Segundo o Ministério Público, ainda não há elementos suficientes para afastar o entendimento adotado pelo juízo de primeiro grau. O órgão considera que a natureza jurídica da Tarifa de Pós-Utilização e o funcionamento do sistema de estacionamento rotativo ainda precisam ser analisados durante a instrução do processo.
Natureza da cobrança segue em discussão
O órgão também entendeu que a Semob não demonstrou, neste momento, a existência de risco de prejuízo imediato capaz de justificar a suspensão da decisão que interrompeu a cobrança da tarifa.

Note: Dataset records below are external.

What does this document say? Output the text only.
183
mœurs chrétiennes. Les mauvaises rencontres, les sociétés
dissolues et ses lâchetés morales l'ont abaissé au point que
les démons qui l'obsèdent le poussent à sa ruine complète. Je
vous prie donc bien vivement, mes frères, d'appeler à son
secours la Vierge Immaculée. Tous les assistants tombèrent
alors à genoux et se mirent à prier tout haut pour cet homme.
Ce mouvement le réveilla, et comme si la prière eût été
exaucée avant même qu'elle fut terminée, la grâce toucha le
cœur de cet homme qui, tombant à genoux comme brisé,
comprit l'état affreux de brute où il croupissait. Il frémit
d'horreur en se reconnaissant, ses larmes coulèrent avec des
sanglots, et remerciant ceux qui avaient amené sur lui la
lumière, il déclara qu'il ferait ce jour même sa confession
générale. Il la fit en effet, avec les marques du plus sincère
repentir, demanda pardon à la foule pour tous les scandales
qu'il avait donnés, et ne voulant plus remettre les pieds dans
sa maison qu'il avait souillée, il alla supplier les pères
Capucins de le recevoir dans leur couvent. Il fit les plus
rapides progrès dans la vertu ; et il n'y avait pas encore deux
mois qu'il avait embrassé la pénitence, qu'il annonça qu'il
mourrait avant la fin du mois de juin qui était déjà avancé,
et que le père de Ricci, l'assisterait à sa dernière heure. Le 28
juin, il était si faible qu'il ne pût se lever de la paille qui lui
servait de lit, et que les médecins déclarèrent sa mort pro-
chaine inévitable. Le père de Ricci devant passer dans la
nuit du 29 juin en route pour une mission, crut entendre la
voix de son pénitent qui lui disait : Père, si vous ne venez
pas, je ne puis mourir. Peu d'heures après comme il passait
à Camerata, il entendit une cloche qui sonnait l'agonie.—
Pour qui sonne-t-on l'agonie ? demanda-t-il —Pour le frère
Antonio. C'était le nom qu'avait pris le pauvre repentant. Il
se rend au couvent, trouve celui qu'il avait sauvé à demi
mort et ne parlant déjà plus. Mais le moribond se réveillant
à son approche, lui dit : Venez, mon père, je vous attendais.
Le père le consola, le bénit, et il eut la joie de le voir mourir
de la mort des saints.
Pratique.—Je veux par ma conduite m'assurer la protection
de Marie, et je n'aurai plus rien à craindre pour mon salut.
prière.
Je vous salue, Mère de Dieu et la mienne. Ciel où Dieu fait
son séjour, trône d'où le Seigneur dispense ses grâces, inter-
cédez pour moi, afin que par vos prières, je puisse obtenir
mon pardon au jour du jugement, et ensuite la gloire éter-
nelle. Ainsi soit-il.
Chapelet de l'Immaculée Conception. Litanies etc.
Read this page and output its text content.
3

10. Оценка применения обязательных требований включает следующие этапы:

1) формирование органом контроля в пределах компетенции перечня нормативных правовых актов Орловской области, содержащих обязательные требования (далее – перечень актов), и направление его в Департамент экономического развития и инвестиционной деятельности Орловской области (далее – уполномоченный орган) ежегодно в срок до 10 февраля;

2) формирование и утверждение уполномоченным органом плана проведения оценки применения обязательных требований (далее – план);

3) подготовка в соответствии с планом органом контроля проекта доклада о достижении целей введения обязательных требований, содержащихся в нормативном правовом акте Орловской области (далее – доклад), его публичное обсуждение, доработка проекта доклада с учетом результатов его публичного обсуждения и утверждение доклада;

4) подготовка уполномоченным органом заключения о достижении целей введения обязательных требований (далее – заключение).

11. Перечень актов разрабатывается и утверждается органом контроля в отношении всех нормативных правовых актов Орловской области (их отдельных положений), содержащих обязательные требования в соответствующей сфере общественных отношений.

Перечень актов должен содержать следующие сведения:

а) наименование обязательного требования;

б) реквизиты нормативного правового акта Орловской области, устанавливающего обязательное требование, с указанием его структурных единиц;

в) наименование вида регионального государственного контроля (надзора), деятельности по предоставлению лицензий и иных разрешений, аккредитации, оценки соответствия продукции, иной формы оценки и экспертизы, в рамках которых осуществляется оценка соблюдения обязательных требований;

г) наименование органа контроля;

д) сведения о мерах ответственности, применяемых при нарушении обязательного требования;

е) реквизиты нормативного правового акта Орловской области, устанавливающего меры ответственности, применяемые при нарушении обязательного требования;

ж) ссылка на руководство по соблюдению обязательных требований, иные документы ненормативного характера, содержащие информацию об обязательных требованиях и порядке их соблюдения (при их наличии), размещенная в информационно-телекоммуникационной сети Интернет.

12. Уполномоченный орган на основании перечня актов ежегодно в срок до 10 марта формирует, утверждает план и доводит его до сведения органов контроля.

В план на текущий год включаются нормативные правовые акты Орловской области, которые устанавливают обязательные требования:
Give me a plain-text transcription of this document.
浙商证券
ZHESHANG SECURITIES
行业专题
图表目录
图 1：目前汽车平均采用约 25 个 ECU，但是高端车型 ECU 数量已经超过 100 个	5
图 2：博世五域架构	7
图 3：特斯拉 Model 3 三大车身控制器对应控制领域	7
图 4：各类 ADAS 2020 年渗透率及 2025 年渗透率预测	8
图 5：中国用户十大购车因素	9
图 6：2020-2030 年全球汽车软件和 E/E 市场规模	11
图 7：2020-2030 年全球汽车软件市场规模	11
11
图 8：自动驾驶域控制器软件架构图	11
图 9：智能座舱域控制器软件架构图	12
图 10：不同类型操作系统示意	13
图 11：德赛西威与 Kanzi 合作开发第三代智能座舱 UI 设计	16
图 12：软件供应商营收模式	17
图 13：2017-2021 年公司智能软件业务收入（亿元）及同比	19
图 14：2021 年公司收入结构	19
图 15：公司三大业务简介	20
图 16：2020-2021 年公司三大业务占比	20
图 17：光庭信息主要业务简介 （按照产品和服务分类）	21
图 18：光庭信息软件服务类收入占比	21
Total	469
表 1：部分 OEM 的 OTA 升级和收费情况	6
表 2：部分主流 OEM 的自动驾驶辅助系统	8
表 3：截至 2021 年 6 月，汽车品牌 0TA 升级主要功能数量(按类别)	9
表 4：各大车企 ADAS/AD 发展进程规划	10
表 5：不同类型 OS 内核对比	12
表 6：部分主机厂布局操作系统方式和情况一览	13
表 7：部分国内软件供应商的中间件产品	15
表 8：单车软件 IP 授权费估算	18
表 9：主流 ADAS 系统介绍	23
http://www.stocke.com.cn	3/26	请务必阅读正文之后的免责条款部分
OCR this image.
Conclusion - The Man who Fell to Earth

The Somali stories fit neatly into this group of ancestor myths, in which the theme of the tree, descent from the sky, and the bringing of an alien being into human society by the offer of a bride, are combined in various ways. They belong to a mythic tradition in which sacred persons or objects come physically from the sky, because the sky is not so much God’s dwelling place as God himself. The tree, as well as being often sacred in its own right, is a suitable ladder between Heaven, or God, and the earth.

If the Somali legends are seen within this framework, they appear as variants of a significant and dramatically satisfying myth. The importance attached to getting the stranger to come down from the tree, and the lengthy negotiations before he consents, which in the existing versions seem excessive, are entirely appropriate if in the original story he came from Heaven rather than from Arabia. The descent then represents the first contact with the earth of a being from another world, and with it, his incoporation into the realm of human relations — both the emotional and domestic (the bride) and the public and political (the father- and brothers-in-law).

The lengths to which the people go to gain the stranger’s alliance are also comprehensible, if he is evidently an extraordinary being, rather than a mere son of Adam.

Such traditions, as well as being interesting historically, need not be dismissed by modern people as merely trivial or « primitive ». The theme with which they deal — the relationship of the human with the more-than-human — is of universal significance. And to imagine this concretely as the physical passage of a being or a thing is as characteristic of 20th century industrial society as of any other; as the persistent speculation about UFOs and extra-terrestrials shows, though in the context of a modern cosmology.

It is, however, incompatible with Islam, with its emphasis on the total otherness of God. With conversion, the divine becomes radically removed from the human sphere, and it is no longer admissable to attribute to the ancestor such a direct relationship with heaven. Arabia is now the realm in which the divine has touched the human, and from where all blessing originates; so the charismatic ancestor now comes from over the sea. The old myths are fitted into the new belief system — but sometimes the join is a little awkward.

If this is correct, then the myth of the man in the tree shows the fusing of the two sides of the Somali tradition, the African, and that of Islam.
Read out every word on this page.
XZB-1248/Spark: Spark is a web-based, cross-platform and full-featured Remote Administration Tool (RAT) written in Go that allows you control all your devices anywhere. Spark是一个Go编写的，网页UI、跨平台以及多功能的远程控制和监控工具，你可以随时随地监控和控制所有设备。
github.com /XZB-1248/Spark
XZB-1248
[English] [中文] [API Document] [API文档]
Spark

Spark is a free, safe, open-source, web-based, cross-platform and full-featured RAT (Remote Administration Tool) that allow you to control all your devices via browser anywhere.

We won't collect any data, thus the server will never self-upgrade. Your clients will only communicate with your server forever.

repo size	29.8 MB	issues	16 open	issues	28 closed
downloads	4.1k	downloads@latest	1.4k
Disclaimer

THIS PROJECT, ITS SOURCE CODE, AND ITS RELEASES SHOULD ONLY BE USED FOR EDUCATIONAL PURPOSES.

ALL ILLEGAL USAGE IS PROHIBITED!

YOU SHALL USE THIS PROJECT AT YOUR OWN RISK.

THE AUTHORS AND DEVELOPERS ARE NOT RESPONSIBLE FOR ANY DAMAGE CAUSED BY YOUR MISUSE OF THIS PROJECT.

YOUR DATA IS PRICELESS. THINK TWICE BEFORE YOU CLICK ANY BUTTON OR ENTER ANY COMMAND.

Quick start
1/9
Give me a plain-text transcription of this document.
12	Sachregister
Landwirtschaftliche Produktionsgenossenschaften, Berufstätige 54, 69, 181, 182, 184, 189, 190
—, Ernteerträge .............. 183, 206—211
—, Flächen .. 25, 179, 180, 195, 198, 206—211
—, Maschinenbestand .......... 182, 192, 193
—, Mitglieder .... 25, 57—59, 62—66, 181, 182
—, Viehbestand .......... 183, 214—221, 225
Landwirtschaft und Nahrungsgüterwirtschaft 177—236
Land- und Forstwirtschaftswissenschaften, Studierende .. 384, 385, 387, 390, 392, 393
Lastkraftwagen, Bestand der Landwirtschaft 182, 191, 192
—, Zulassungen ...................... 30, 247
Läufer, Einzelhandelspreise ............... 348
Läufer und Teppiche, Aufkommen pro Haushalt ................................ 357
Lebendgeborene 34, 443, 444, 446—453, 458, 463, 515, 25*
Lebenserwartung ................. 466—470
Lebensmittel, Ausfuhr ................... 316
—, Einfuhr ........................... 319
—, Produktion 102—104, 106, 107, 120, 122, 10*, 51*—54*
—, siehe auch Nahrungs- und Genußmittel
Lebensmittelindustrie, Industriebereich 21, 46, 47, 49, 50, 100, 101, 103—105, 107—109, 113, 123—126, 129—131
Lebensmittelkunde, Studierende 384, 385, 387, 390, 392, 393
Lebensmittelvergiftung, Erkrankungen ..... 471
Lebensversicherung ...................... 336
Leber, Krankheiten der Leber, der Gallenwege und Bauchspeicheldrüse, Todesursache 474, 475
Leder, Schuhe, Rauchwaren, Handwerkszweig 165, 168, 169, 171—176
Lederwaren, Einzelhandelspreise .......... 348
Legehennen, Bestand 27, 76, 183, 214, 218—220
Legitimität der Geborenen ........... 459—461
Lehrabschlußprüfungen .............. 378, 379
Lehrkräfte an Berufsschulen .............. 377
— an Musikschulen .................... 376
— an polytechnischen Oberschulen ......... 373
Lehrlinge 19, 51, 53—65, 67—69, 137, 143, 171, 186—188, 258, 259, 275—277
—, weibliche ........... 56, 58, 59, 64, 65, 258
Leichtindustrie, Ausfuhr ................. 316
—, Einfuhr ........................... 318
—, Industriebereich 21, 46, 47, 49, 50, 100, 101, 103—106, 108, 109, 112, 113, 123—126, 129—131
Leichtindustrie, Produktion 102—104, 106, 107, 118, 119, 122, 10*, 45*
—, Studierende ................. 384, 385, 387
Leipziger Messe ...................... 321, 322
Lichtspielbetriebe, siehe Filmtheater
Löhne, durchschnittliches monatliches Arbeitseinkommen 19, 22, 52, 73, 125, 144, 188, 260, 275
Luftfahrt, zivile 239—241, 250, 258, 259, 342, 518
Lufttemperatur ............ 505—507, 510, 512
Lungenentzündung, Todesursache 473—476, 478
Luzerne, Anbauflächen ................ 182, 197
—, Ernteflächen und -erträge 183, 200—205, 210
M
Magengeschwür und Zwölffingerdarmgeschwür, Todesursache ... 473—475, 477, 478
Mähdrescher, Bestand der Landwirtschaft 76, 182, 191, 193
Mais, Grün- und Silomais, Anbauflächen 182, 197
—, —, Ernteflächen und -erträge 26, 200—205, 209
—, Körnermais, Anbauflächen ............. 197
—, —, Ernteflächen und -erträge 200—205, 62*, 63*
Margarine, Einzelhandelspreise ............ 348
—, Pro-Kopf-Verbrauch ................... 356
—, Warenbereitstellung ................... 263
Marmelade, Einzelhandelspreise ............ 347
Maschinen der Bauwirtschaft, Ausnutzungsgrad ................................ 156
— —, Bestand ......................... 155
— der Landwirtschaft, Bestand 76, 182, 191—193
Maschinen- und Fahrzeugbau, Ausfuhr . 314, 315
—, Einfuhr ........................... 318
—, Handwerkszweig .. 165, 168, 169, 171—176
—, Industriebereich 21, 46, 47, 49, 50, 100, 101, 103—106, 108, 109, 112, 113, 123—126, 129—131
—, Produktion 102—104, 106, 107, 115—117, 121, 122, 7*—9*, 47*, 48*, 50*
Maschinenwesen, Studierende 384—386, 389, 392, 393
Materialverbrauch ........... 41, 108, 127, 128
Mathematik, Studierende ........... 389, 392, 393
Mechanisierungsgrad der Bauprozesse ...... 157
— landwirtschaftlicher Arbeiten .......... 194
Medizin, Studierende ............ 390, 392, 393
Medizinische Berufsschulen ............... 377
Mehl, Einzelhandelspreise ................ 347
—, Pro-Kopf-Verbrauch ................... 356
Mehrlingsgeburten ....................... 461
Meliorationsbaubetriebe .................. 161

De acordo com o parecer, eventual impacto financeiro sobre o contrato de concessão poderá ser avaliado ao longo da tramitação da ação.
Julgamento será feito pelo TJPB
O recurso será analisado pela 3ª Câmara Cível do Tribunal de Justiça da Paraíba (TJPB). A manifestação do Ministério Público tem caráter opinativo e não vincula a decisão dos desembargadores, servindo como subsídio para o julgamento do caso.